Tonguç, görev süresi içinde 65 ili, dört yüzü aşkın ilçeyi ve dokuz bini aşkın köyü görmüş bir kişidir. 1935’in yazında atandığı İlköğretim Genel Müdürlüğü görevini 1946 yılının Ekim ayına dek sürdürmüştür. O görevdeyken gecesini gündüzüne katmıştır. Gittiği okullarda yöneticilerle toplantı yapar, onlara gördüğü eksikleri söyler. Yöneticilerin görüşlerini ve isteklerini dinler. Öğrencilerle toplanır. Öğrencilerin isteklerini dinler, notlar alır ve mutlaka eğlence düzenlettirir. Sabah erkenden de kurumdan ayrılır.

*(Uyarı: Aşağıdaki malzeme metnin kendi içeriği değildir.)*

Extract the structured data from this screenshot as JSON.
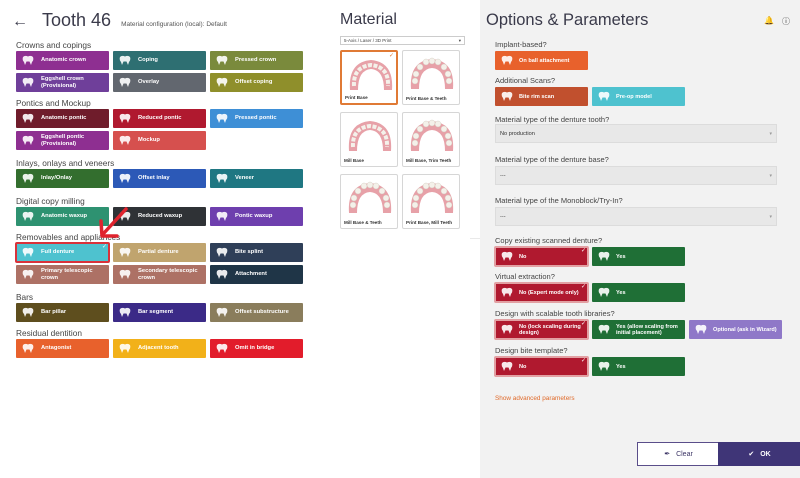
{
  "header": {
    "title": "Tooth 46",
    "subtitle": "Material configuration (local): Default"
  },
  "sections": [
    {
      "title": "Crowns and copings",
      "rows": [
        [
          {
            "label": "Anatomic crown",
            "color": "#8e2f91",
            "icon": "crown-icon"
          },
          {
            "label": "Coping",
            "color": "#2e6f72",
            "icon": "coping-icon"
          },
          {
            "label": "Pressed crown",
            "color": "#7a8a3c",
            "icon": "pressed-crown-icon"
          }
        ],
        [
          {
            "label": "Eggshell crown (Provisional)",
            "color": "#6f3f9a",
            "icon": "eggshell-crown-icon"
          },
          {
            "label": "Overlay",
            "color": "#62676f",
            "icon": "overlay-icon"
          },
          {
            "label": "Offset coping",
            "color": "#8f8f2b",
            "icon": "offset-coping-icon"
          }
        ]
      ]
    },
    {
      "title": "Pontics and Mockup",
      "rows": [
        [
          {
            "label": "Anatomic pontic",
            "color": "#6f1c2b",
            "icon": "pontic-icon"
          },
          {
            "label": "Reduced pontic",
            "color": "#b0192f",
            "icon": "reduced-pontic-icon"
          },
          {
            "label": "Pressed pontic",
            "color": "#3e8fd6",
            "icon": "pressed-pontic-icon"
          }
        ],
        [
          {
            "label": "Eggshell pontic (Provisional)",
            "color": "#8e2f91",
            "icon": "eggshell-pontic-icon"
          },
          {
            "label": "Mockup",
            "color": "#d6504e",
            "icon": "mockup-icon"
          }
        ]
      ]
    },
    {
      "title": "Inlays, onlays and veneers",
      "rows": [
        [
          {
            "label": "Inlay/Onlay",
            "color": "#336e2e",
            "icon": "inlay-icon"
          },
          {
            "label": "Offset inlay",
            "color": "#2c59b7",
            "icon": "offset-inlay-icon"
          },
          {
            "label": "Veneer",
            "color": "#1f7782",
            "icon": "veneer-icon"
          }
        ]
      ]
    },
    {
      "title": "Digital copy milling",
      "rows": [
        [
          {
            "label": "Anatomic waxup",
            "color": "#2e9271",
            "icon": "waxup-icon"
          },
          {
            "label": "Reduced waxup",
            "color": "#2f3236",
            "icon": "reduced-waxup-icon"
          },
          {
            "label": "Pontic waxup",
            "color": "#6e3fae",
            "icon": "pontic-waxup-icon"
          }
        ]
      ]
    },
    {
      "title": "Removables and appliances",
      "rows": [
        [
          {
            "label": "Full denture",
            "color": "#4ec2cf",
            "icon": "full-denture-icon",
            "selected": true
          },
          {
            "label": "Partial denture",
            "color": "#c0a46e",
            "icon": "partial-denture-icon"
          },
          {
            "label": "Bite splint",
            "color": "#2f3f58",
            "icon": "bite-splint-icon"
          }
        ],
        [
          {
            "label": "Primary telescopic crown",
            "color": "#ad7165",
            "icon": "primary-telescopic-icon"
          },
          {
            "label": "Secondary telescopic crown",
            "color": "#ad7165",
            "icon": "secondary-telescopic-icon"
          },
          {
            "label": "Attachment",
            "color": "#1f3547",
            "icon": "attachment-icon"
          }
        ]
      ]
    },
    {
      "title": "Bars",
      "rows": [
        [
          {
            "label": "Bar pillar",
            "color": "#5e4e1e",
            "icon": "bar-pillar-icon"
          },
          {
            "label": "Bar segment",
            "color": "#3b2a87",
            "icon": "bar-segment-icon"
          },
          {
            "label": "Offset substructure",
            "color": "#8a7d5c",
            "icon": "offset-substructure-icon"
          }
        ]
      ]
    },
    {
      "title": "Residual dentition",
      "rows": [
        [
          {
            "label": "Antagonist",
            "color": "#e8612c",
            "icon": "antagonist-icon"
          },
          {
            "label": "Adjacent tooth",
            "color": "#f2b119",
            "icon": "adjacent-tooth-icon"
          },
          {
            "label": "Omit in bridge",
            "color": "#e21c2b",
            "icon": "omit-icon"
          }
        ]
      ]
    }
  ],
  "material": {
    "title": "Material",
    "select_value": "5-Axis / Laser / 3D Print",
    "cards": [
      {
        "label": "Print Base",
        "selected": true
      },
      {
        "label": "Print Base & Teeth"
      },
      {
        "label": "Mill Base"
      },
      {
        "label": "Mill Base, Trim Teeth"
      },
      {
        "label": "Mill Base & Teeth"
      },
      {
        "label": "Print Base, Mill Teeth"
      }
    ]
  },
  "options": {
    "title": "Options & Parameters",
    "implant": {
      "question": "Implant-based?",
      "options": [
        {
          "label": "On ball attachment",
          "color": "#e8612c"
        }
      ]
    },
    "scans": {
      "question": "Additional Scans?",
      "options": [
        {
          "label": "Bite rim scan",
          "color": "#c1502e"
        },
        {
          "label": "Pre-op model",
          "color": "#4ec2cf"
        }
      ]
    },
    "tooth_material": {
      "question": "Material type of the denture tooth?",
      "value": "No production"
    },
    "base_material": {
      "question": "Material type of the denture base?",
      "value": "---"
    },
    "monoblock_material": {
      "question": "Material type of the Monoblock/Try-In?",
      "value": "---"
    },
    "copy_denture": {
      "question": "Copy existing scanned denture?",
      "options": [
        {
          "label": "No",
          "color": "#b0192f",
          "selected": true
        },
        {
          "label": "Yes",
          "color": "#1f6f36"
        }
      ]
    },
    "virtual_extraction": {
      "question": "Virtual extraction?",
      "options": [
        {
          "label": "No (Expert mode only)",
          "color": "#b0192f",
          "selected": true
        },
        {
          "label": "Yes",
          "color": "#1f6f36"
        }
      ]
    },
    "scalable_libraries": {
      "question": "Design with scalable tooth libraries?",
      "options": [
        {
          "label": "No (lock scaling during design)",
          "color": "#b0192f",
          "selected": true
        },
        {
          "label": "Yes (allow scaling from initial placement)",
          "color": "#1f6f36"
        },
        {
          "label": "Optional (ask in Wizard)",
          "color": "#8f78c8"
        }
      ]
    },
    "bite_template": {
      "question": "Design bite template?",
      "options": [
        {
          "label": "No",
          "color": "#b0192f",
          "selected": true
        },
        {
          "label": "Yes",
          "color": "#1f6f36"
        }
      ]
    },
    "advanced_link": "Show advanced parameters"
  },
  "buttons": {
    "clear": "Clear",
    "ok": "OK"
  }
}
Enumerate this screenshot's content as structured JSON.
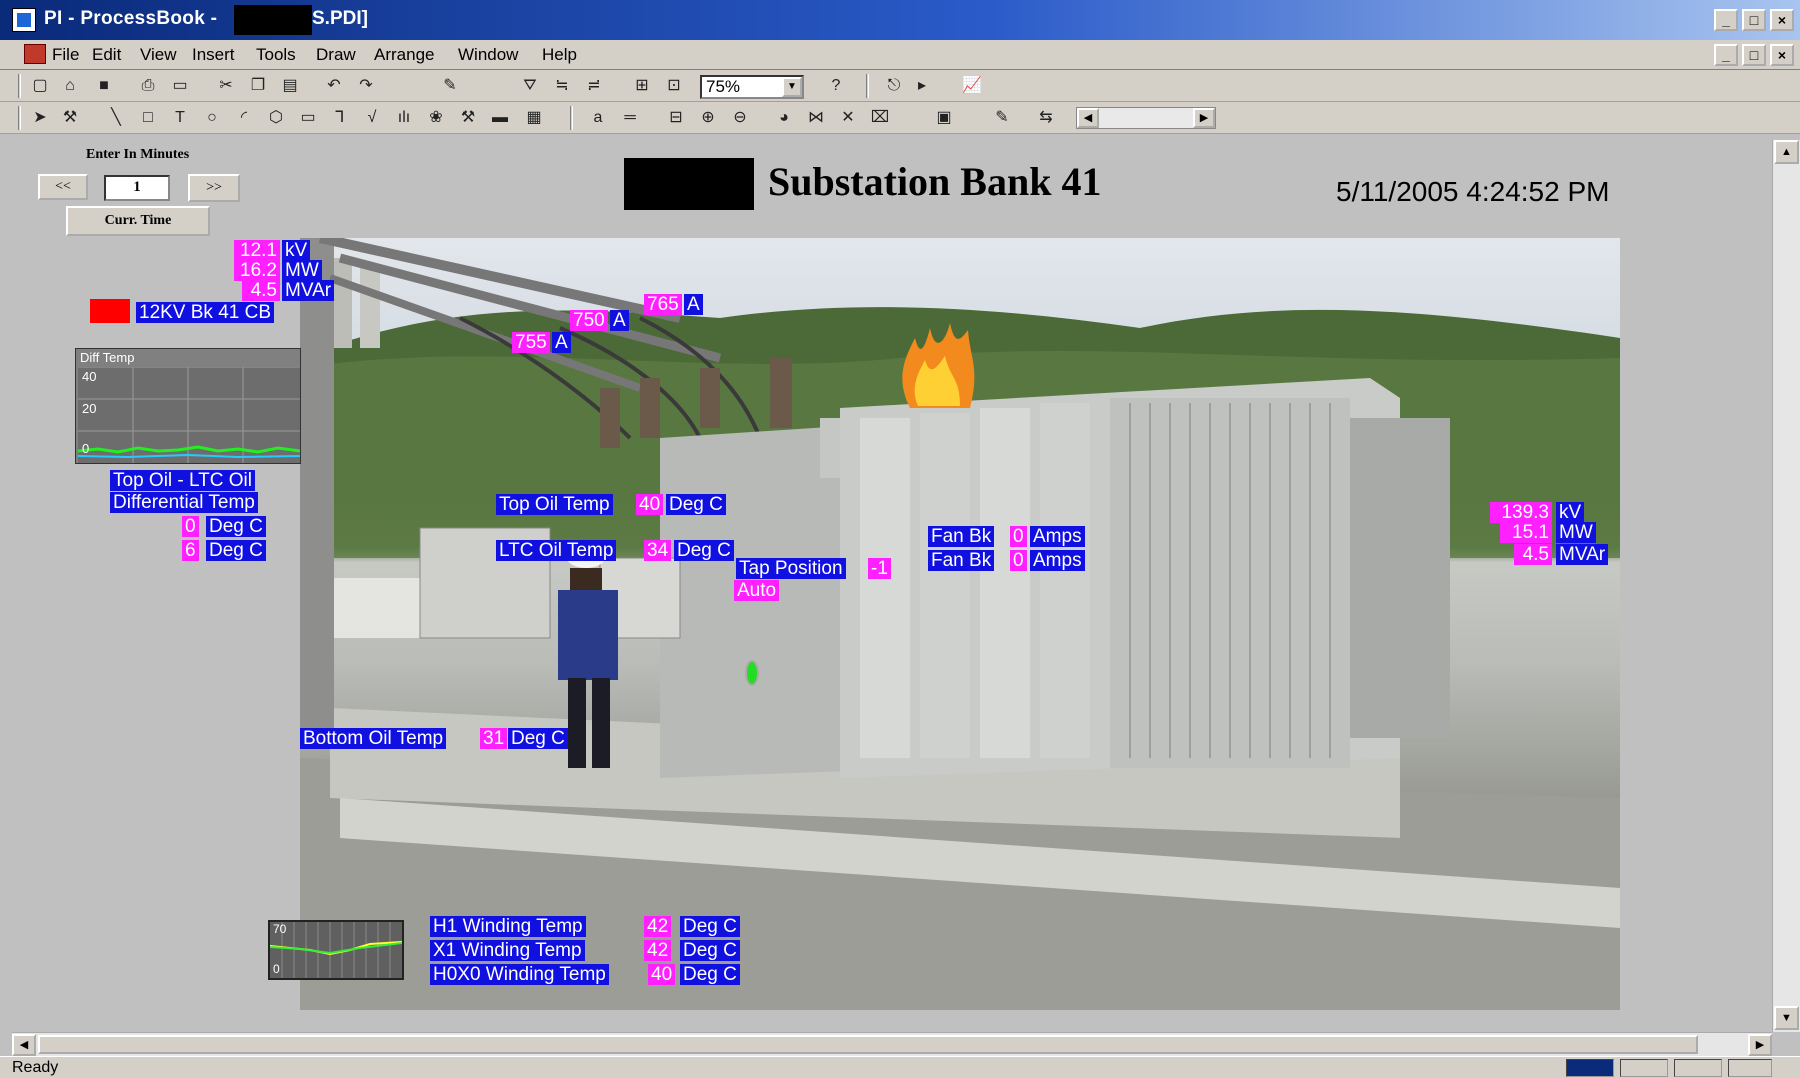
{
  "window": {
    "title_prefix": "PI - ProcessBook -",
    "title_suffix": "S.PDI]",
    "minimize": "_",
    "maximize": "□",
    "close": "×",
    "restore": "🗗"
  },
  "menu": [
    "File",
    "Edit",
    "View",
    "Insert",
    "Tools",
    "Draw",
    "Arrange",
    "Window",
    "Help"
  ],
  "toolbar": {
    "zoom": "75%"
  },
  "controls": {
    "enter_label": "Enter In Minutes",
    "prev": "<<",
    "minutes": "1",
    "next": ">>",
    "curr_time": "Curr. Time"
  },
  "header": {
    "title": "Substation Bank 41",
    "datetime": "5/11/2005 4:24:52 PM"
  },
  "left_feed": {
    "kv": "12.1",
    "kv_unit": "kV",
    "mw": "16.2",
    "mw_unit": "MW",
    "mvar": "4.5",
    "mvar_unit": "MVAr",
    "breaker_label": "12KV Bk 41 CB"
  },
  "currents": [
    {
      "value": "765",
      "unit": "A"
    },
    {
      "value": "750",
      "unit": "A"
    },
    {
      "value": "755",
      "unit": "A"
    }
  ],
  "diff_trend": {
    "title": "Diff Temp",
    "ticks": [
      "40",
      "20",
      "0"
    ]
  },
  "diff_labels": {
    "line1": "Top Oil - LTC Oil",
    "line2": "Differential Temp",
    "val1": "0",
    "val2": "6",
    "unit": "Deg C"
  },
  "temps": {
    "top_oil_label": "Top Oil Temp",
    "top_oil_value": "40",
    "ltc_oil_label": "LTC Oil Temp",
    "ltc_oil_value": "34",
    "bottom_oil_label": "Bottom Oil Temp",
    "bottom_oil_value": "31",
    "unit": "Deg C"
  },
  "tap": {
    "label": "Tap Position",
    "value": "-1",
    "mode": "Auto"
  },
  "fans": [
    {
      "label": "Fan Bk",
      "value": "0",
      "unit": "Amps"
    },
    {
      "label": "Fan Bk",
      "value": "0",
      "unit": "Amps"
    }
  ],
  "right_feed": {
    "kv": "139.3",
    "kv_unit": "kV",
    "mw": "15.1",
    "mw_unit": "MW",
    "mvar": "4.5",
    "mvar_unit": "MVAr"
  },
  "winding_trend": {
    "ticks": [
      "70",
      "0"
    ]
  },
  "windings": [
    {
      "label": "H1 Winding Temp",
      "value": "42",
      "unit": "Deg C"
    },
    {
      "label": "X1 Winding Temp",
      "value": "42",
      "unit": "Deg C"
    },
    {
      "label": "H0X0 Winding Temp",
      "value": "40",
      "unit": "Deg C"
    }
  ],
  "status": {
    "text": "Ready"
  },
  "colors": {
    "label_bg": "#1010e0",
    "value_bg": "#ff20ff",
    "breaker": "#ff0000",
    "indicator": "#22dd22"
  }
}
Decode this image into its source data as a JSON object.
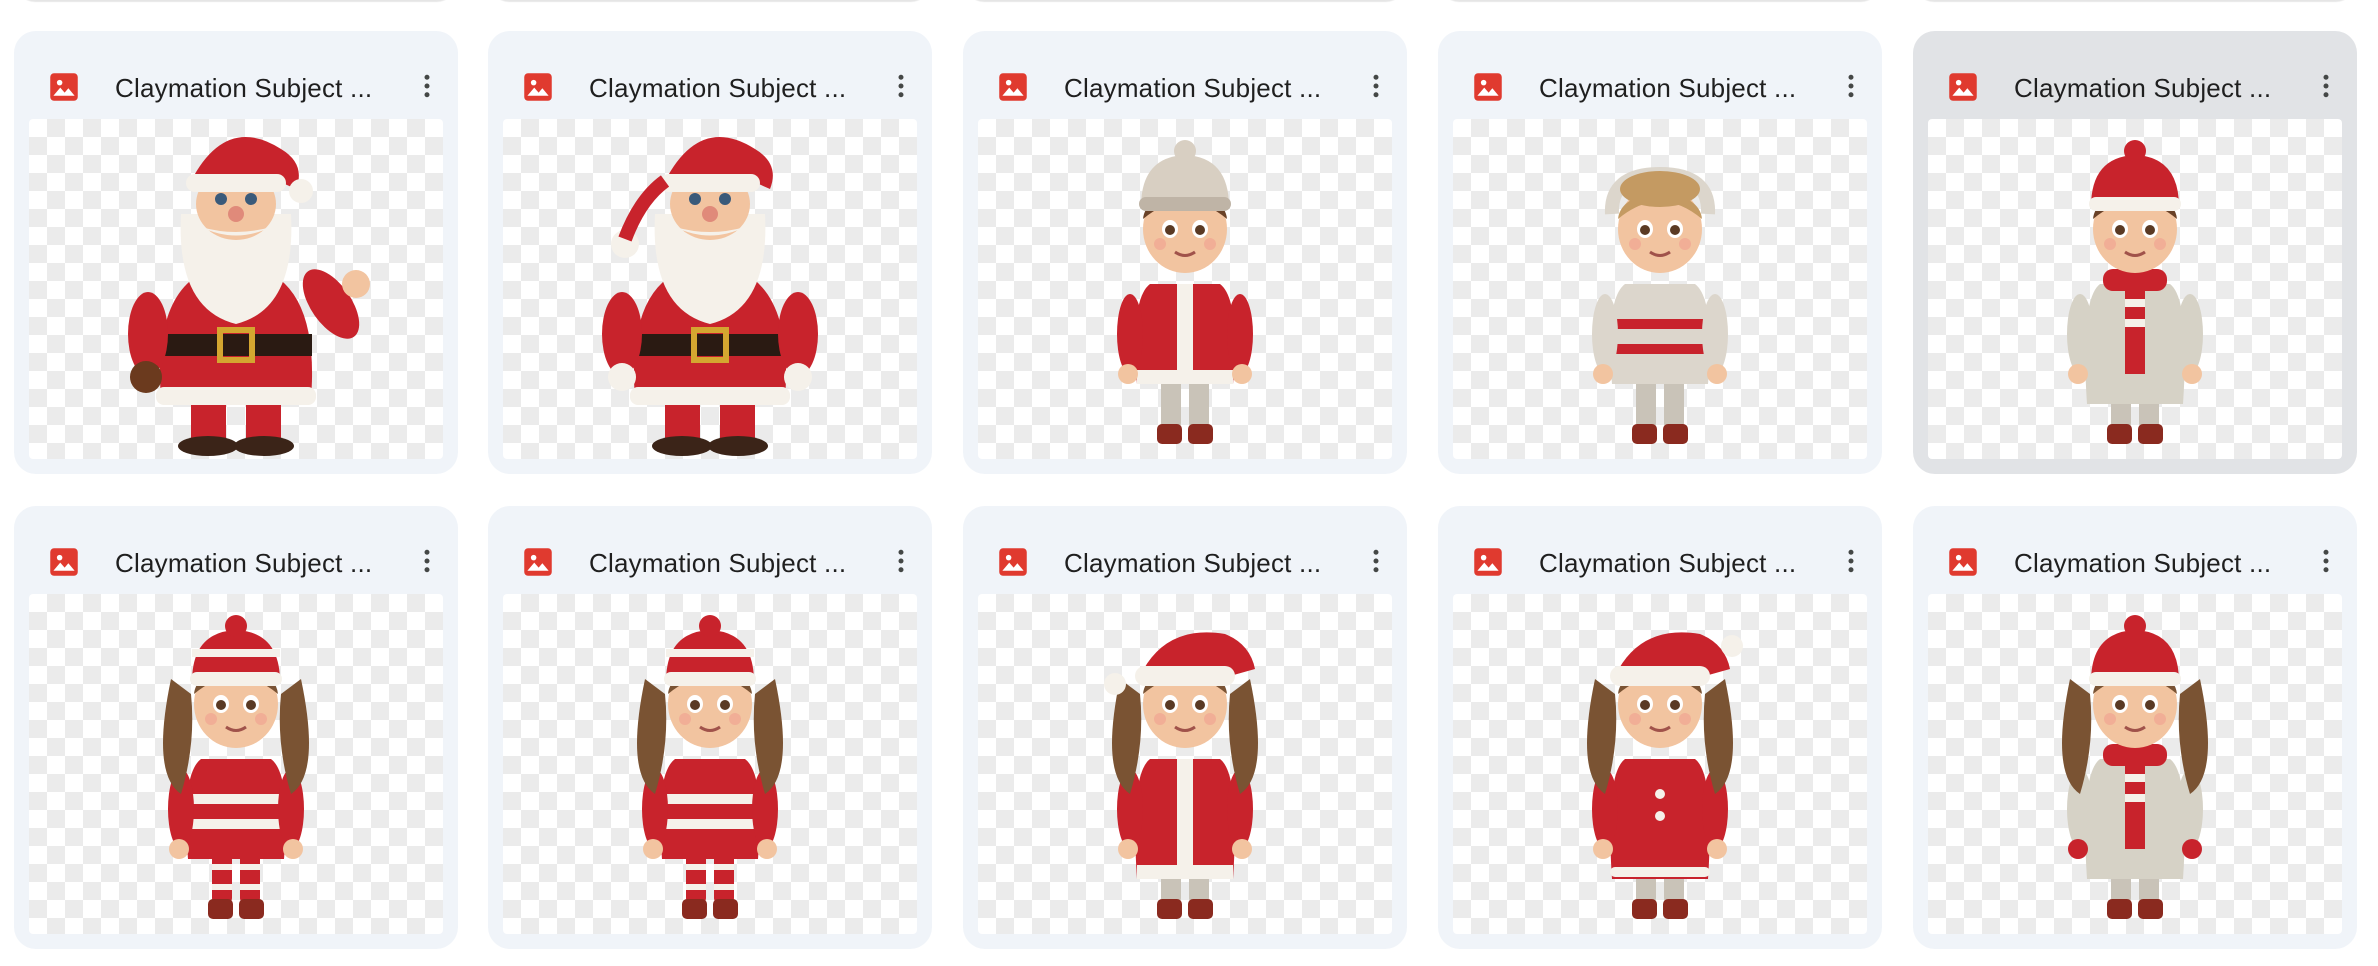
{
  "file_icon": "image-file-icon",
  "more_icon": "more-vert-icon",
  "colors": {
    "icon_red": "#e03a2f",
    "card_bg": "#f0f4f9",
    "card_selected_bg": "#e1e3e6",
    "text": "#1f1f1f"
  },
  "files": [
    {
      "title": "Claymation Subject ...",
      "subject": "santa-waving",
      "selected": false
    },
    {
      "title": "Claymation Subject ...",
      "subject": "santa-standing",
      "selected": false
    },
    {
      "title": "Claymation Subject ...",
      "subject": "boy-knit-hat",
      "selected": false
    },
    {
      "title": "Claymation Subject ...",
      "subject": "boy-onesie",
      "selected": false
    },
    {
      "title": "Claymation Subject ...",
      "subject": "boy-parka",
      "selected": true
    },
    {
      "title": "Claymation Subject ...",
      "subject": "girl-hoodie",
      "selected": false
    },
    {
      "title": "Claymation Subject ...",
      "subject": "girl-sweater",
      "selected": false
    },
    {
      "title": "Claymation Subject ...",
      "subject": "girl-santa-hat-coat",
      "selected": false
    },
    {
      "title": "Claymation Subject ...",
      "subject": "girl-red-dress",
      "selected": false
    },
    {
      "title": "Claymation Subject ...",
      "subject": "girl-grey-coat",
      "selected": false
    }
  ]
}
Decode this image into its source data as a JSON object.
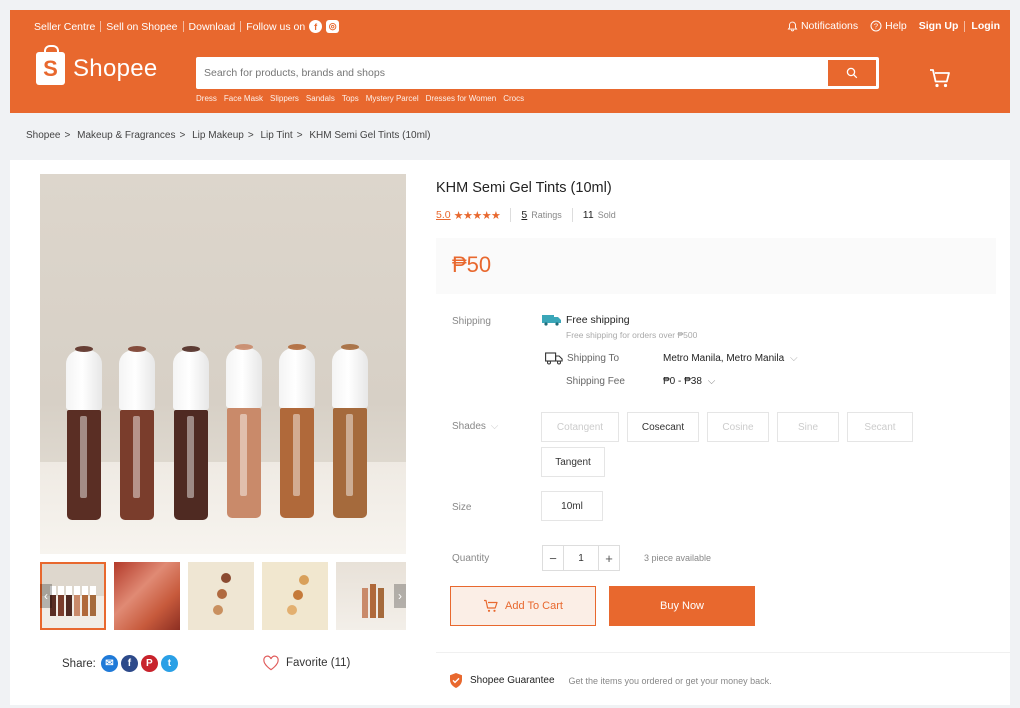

İlköğretim Genel Müdürü İsmail Hakkı Tonguç ve arkadaşları Kastamonu Göl Köy Enstitüsü’nü ziyaret etikten sonra Ankara’ya dönmek için yola çıkarlar.  Hava yağmurludur. Çankırı yakınlarına geldiklerinde yol kenarında bir okul görürler. Tonguç öğretmeni ziyaret etmek ister. Okula girdiklerinde çatının aktığını görürler. Öğretmen çatı aktığı için okulu tatil etmiştir. Tonguç, öğretmene çatının neden onarılmadığını sorar. Öğretmen, Çankırı’ya tam üç kez yazdım ama gelen giden olmadı, der. Tonguç dışarı çıkar ve bir merdiven görür. Merdivenle çatıya çıkarak kırık kiremitleri yenileriyle değiştirir. Çatının akması durmuştur. Ayrılırken öğretmene, bir daha akarsa Çankırı’ya yazma, bana yaza der ve kartviziti öğretmene verir.

Köy Enstitülerinin yasası 1940’ta çıktı. Bu kurumlar 1946 yılına dek özgün programları ile işlediler. Bozulma 1946’da başladı, 1954’te de kapatıldılar. Kapatılmalarının ardından yarım yüzyıldan fazla zaman geçmesine karşın bu eğitim kurumlarının neden hala unutulmadıklarını yukarıda anlattığımız iki olay çok güzel açıklıyor. Köy Enstitülerini kuranlar bu ülkenin insanını, dağını, taşını, ovasını, yaylasını, suyunu seviyordu.  Onlar yoktan var edilen Türkiye Cumhuriyeti’ne ve onun liderine derin bağlarla bağlıydılar. Onun için çalışmaları mesai saatleriyle sınırlı değildi. Geriliğe ve karanlığa karşı savaşıyorlardı.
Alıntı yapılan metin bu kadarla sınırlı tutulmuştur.